Tips for Working Out with Psoriasis


Staying active is important to staying healthy — especially if you're one of the 7.5 million Americans with psoriasis. Research shows that psoriasis puts you at greater risk for heart attack, stroke, weight gain, and depression than people without the autoimmune condition. Exercise can go a long way in helping stave off these unwanted problems, but whether because of physical limitations or self-consciousness, many people with psoriasis find it difficult to get into any kind of workout routine. These tips and tricks can help you stay comfortable, confident, and in control.

Stay Hydrated

In an hour of exercise, the body can lose more than a quart of water. “It’s important to stay hydrated throughout your workout,” Warner says. Make sure to include water in your psoriasis nutrition plan. Have a drink of water before you begin your routine, and keep a bottle with you as you exercise, pausing to take a sip every 15 minutes or so. When you’re done with your workout, have another drink of water. People with psoriasis have dry skin, and drinking water can help combat that issue as well.

Recruit a Buddy

You’re more likely to stick with your fitness routine if you have a fitness companion. Find a friend, family member, or colleague who would like to go for walks with you early in the morning or play a round of golf with you on the weekend. “Together you can stay focused and inspired while on the road to adopting a healthier lifestyle,” Warner says.

Make Adjustments

Don’t fret if, one morning, you wake up to find the psoriasis lesions on your feet flaring up and can’t do any weight-bearing exercise. Rather than walk, bike, or run, spend your time doing yoga or tai chi or working on your arms with weights. When your psoriasis treatment kicks in and your flares subside, you can go back to your regular routine.

Run in the Sun

Sunlight can improve psoriasis or psoriatic arthritis, says Bruce Bebo, PhD, director of research for the National Psoriasis Foundation. However, even slight sunburn can aggravate psoriasis and cause your skin to flare. Overexposure to the sun can also put you at risk for developing skin cancer. If you like to exercise outdoors, strike a balance: Use sunscreen before you go and choose non- irritating cotton clothes that absorb or reflect the sun’s harmful ultraviolet rays.

Get Your Heart Pumping

Most adults, with or without psoriasis, need at least 30 minutes of moderate physical activity at least five times a week to stay healthy, Warner says. Cardiovascular exercises — the kind that get your heart pumping — are a great foundation for your psoriasis fitness routine. Regular exercise, combined with a balanced, low-fat diet, will help you maintain a healthy weight, which could keep your flare-ups to a minimum.

Listen to Your Body

If you find that the activity you have chosen causes you pain or discomfort, stop. It’s not wise to ignore pain, which could lead to serious injury. If your pain from exercise doesn’t subside, see your psoriasis doctor as soon as possible to modify your psoriasis treatment plan. It’s okay to push yourself a little, Warner notes, but not to the extreme where you could do some serious harm.

Go for a Swim

Swimming is one of the best exercises for people with painful conditions like psoriasis and psoriatic arthritis. Whether you swim or walk in water, you’ll build muscle strength and improve your flexibility. Swimming in salt water is especially good because the salt can help your dead skin slough off. The chlorine in a swimming pool, however, can irritate skin affected by psoriasis, so be sure to shower and moisturize as soon as you get out of the water.

Set Up a Home Gym

If you’re reluctant to wear shorts or tops that expose your arms and legs because they're covered with severe psoriasis lesions, Warner suggests following a fitness routine in the privacy of your own home. Start with some basic, inexpensive equipment such as resistance bands and a yoga mat. Find a workout DVD that you like, and set aside time to exercise every day.

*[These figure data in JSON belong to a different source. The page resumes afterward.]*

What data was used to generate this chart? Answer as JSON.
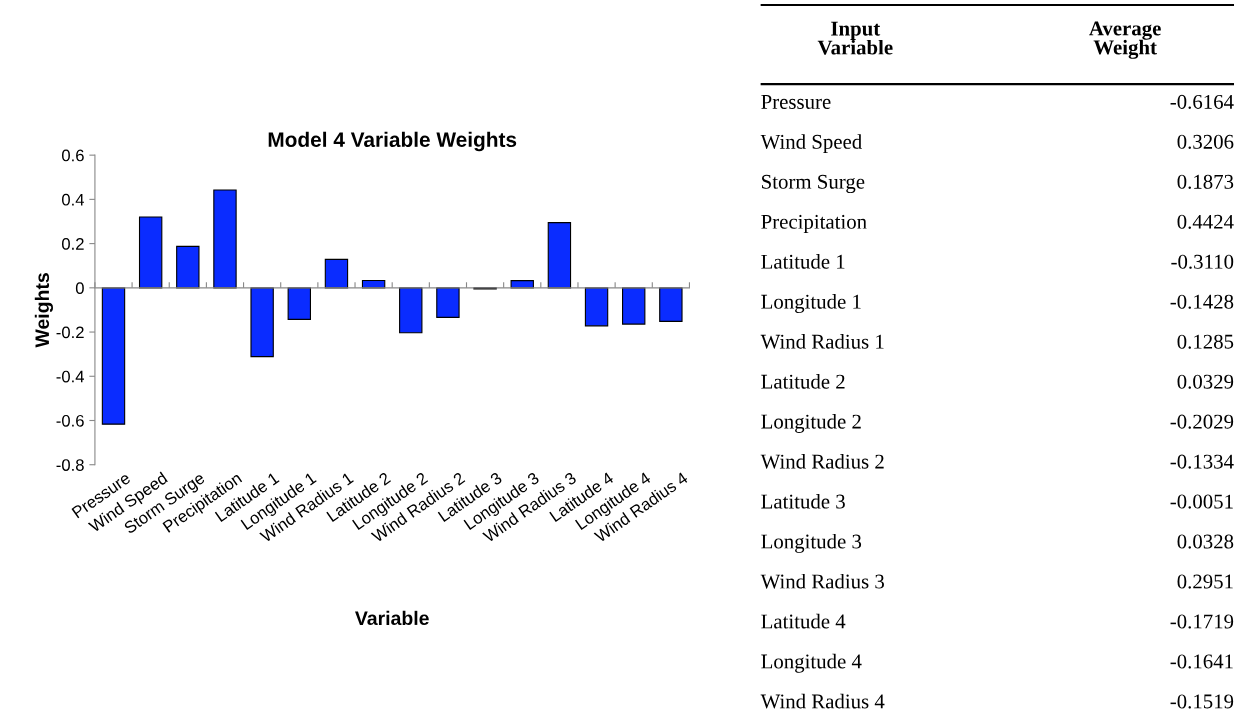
{
  "chart_data": [
    {
      "type": "bar",
      "title": "Model 4 Variable Weights",
      "xlabel": "Variable",
      "ylabel": "Weights",
      "categories": [
        "Pressure",
        "Wind Speed",
        "Storm Surge",
        "Precipitation",
        "Latitude 1",
        "Longitude 1",
        "Wind Radius 1",
        "Latitude 2",
        "Longitude 2",
        "Wind Radius 2",
        "Latitude 3",
        "Longitude 3",
        "Wind Radius 3",
        "Latitude 4",
        "Longitude 4",
        "Wind Radius 4"
      ],
      "values": [
        -0.6164,
        0.3206,
        0.1873,
        0.4424,
        -0.311,
        -0.1428,
        0.1285,
        0.0329,
        -0.2029,
        -0.1334,
        -0.0051,
        0.0328,
        0.2951,
        -0.1719,
        -0.1641,
        -0.1519
      ],
      "color": "#0a2cff",
      "ylim": [
        -0.8,
        0.6
      ],
      "yticks": [
        -0.8,
        -0.6,
        -0.4,
        -0.2,
        0,
        0.2,
        0.4,
        0.6
      ]
    },
    {
      "type": "other",
      "annotations": [
        "Input Variable",
        "Average Weight",
        "Pressure",
        "-0.6164",
        "Wind Speed",
        "0.3206",
        "Storm Surge",
        "0.1873",
        "Precipitation",
        "0.4424",
        "Latitude 1",
        "-0.3110",
        "Longitude 1",
        "-0.1428",
        "Wind Radius 1",
        "0.1285",
        "Latitude 2",
        "0.0329",
        "Longitude 2",
        "-0.2029",
        "Wind Radius 2",
        "-0.1334",
        "Latitude 3",
        "-0.0051",
        "Longitude 3",
        "0.0328",
        "Wind Radius 3",
        "0.2951",
        "Latitude 4",
        "-0.1719",
        "Longitude 4",
        "-0.1641",
        "Wind Radius 4",
        "-0.1519"
      ]
    }
  ]
}
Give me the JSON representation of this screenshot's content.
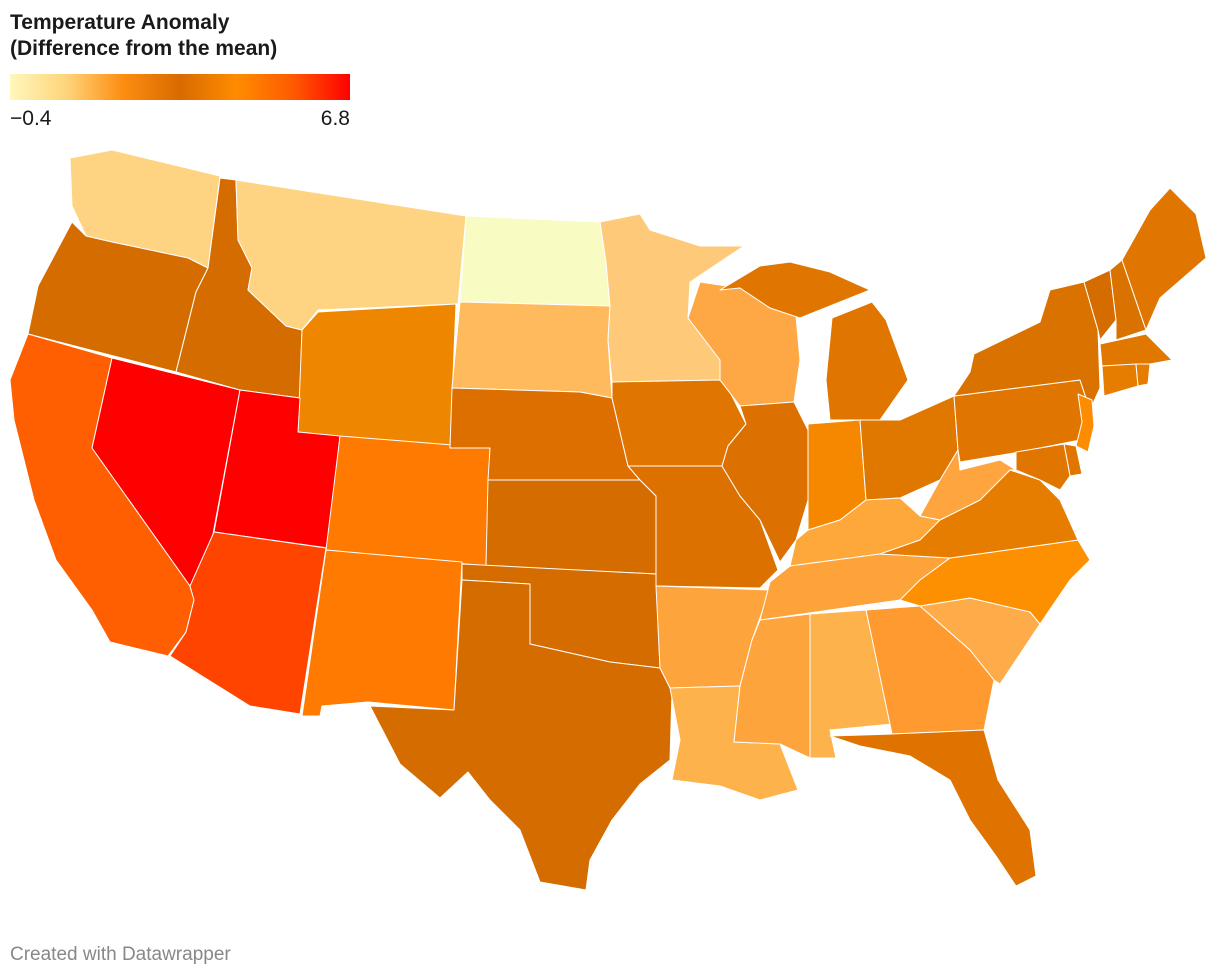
{
  "legend": {
    "title": "Temperature Anomaly\n(Difference from the mean)",
    "min_label": "−0.4",
    "max_label": "6.8",
    "min": -0.4,
    "max": 6.8,
    "gradient": [
      "#fff7bc",
      "#fed47a",
      "#fd8d10",
      "#d96a00",
      "#ff8c00",
      "#ff5a00",
      "#ff0000"
    ]
  },
  "footer": "Created with Datawrapper",
  "states": [
    {
      "name": "Washington",
      "fill": "#fed482"
    },
    {
      "name": "Oregon",
      "fill": "#d46c00"
    },
    {
      "name": "California",
      "fill": "#ff5f00"
    },
    {
      "name": "Nevada",
      "fill": "#ff0000"
    },
    {
      "name": "Idaho",
      "fill": "#d46c00"
    },
    {
      "name": "Montana",
      "fill": "#fed482"
    },
    {
      "name": "Wyoming",
      "fill": "#ef8600"
    },
    {
      "name": "Utah",
      "fill": "#ff0000"
    },
    {
      "name": "Arizona",
      "fill": "#ff4400"
    },
    {
      "name": "Colorado",
      "fill": "#ff7a00"
    },
    {
      "name": "New Mexico",
      "fill": "#ff7a00"
    },
    {
      "name": "North Dakota",
      "fill": "#f8fbc2"
    },
    {
      "name": "South Dakota",
      "fill": "#feba5c"
    },
    {
      "name": "Nebraska",
      "fill": "#dc6f00"
    },
    {
      "name": "Kansas",
      "fill": "#d46c00"
    },
    {
      "name": "Oklahoma",
      "fill": "#d46c00"
    },
    {
      "name": "Texas",
      "fill": "#d46c00"
    },
    {
      "name": "Minnesota",
      "fill": "#fec978"
    },
    {
      "name": "Iowa",
      "fill": "#e07600"
    },
    {
      "name": "Missouri",
      "fill": "#dc7100"
    },
    {
      "name": "Arkansas",
      "fill": "#fea43c"
    },
    {
      "name": "Louisiana",
      "fill": "#feb24c"
    },
    {
      "name": "Wisconsin",
      "fill": "#fea845"
    },
    {
      "name": "Illinois",
      "fill": "#dc7000"
    },
    {
      "name": "Michigan",
      "fill": "#e07600"
    },
    {
      "name": "Indiana",
      "fill": "#f68800"
    },
    {
      "name": "Ohio",
      "fill": "#e07800"
    },
    {
      "name": "Kentucky",
      "fill": "#fea83c"
    },
    {
      "name": "Tennessee",
      "fill": "#fea23a"
    },
    {
      "name": "Mississippi",
      "fill": "#fea43c"
    },
    {
      "name": "Alabama",
      "fill": "#feb24c"
    },
    {
      "name": "Georgia",
      "fill": "#fe9a30"
    },
    {
      "name": "Florida",
      "fill": "#e07200"
    },
    {
      "name": "South Carolina",
      "fill": "#feab4a"
    },
    {
      "name": "North Carolina",
      "fill": "#fd9000"
    },
    {
      "name": "Virginia",
      "fill": "#e67c00"
    },
    {
      "name": "West Virginia",
      "fill": "#fea540"
    },
    {
      "name": "Pennsylvania",
      "fill": "#e07600"
    },
    {
      "name": "New York",
      "fill": "#da7200"
    },
    {
      "name": "Vermont",
      "fill": "#d46c00"
    },
    {
      "name": "New Hampshire",
      "fill": "#da7200"
    },
    {
      "name": "Maine",
      "fill": "#e07600"
    },
    {
      "name": "Massachusetts",
      "fill": "#e07800"
    },
    {
      "name": "Connecticut",
      "fill": "#e67c00"
    },
    {
      "name": "Rhode Island",
      "fill": "#e67c00"
    },
    {
      "name": "New Jersey",
      "fill": "#fd8c00"
    },
    {
      "name": "Delaware",
      "fill": "#e07600"
    },
    {
      "name": "Maryland",
      "fill": "#e07600"
    }
  ]
}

Keep Track of Your Progress

Keep a fitness log with everything you eat and all the exercises you do each day. Use this dual food diary and workout journal to chart your progress. Once you see that you’re losing weight and toning your muscles, you’ll be encouraged to continue. “There’s a growing amount of evidence that being overweight is not good for anyone, but especially not for people with chronic conditions, including psoriasis,” Bebo says. Exercise combats obesity, and that can improve not only your psoriasis but also your overall health.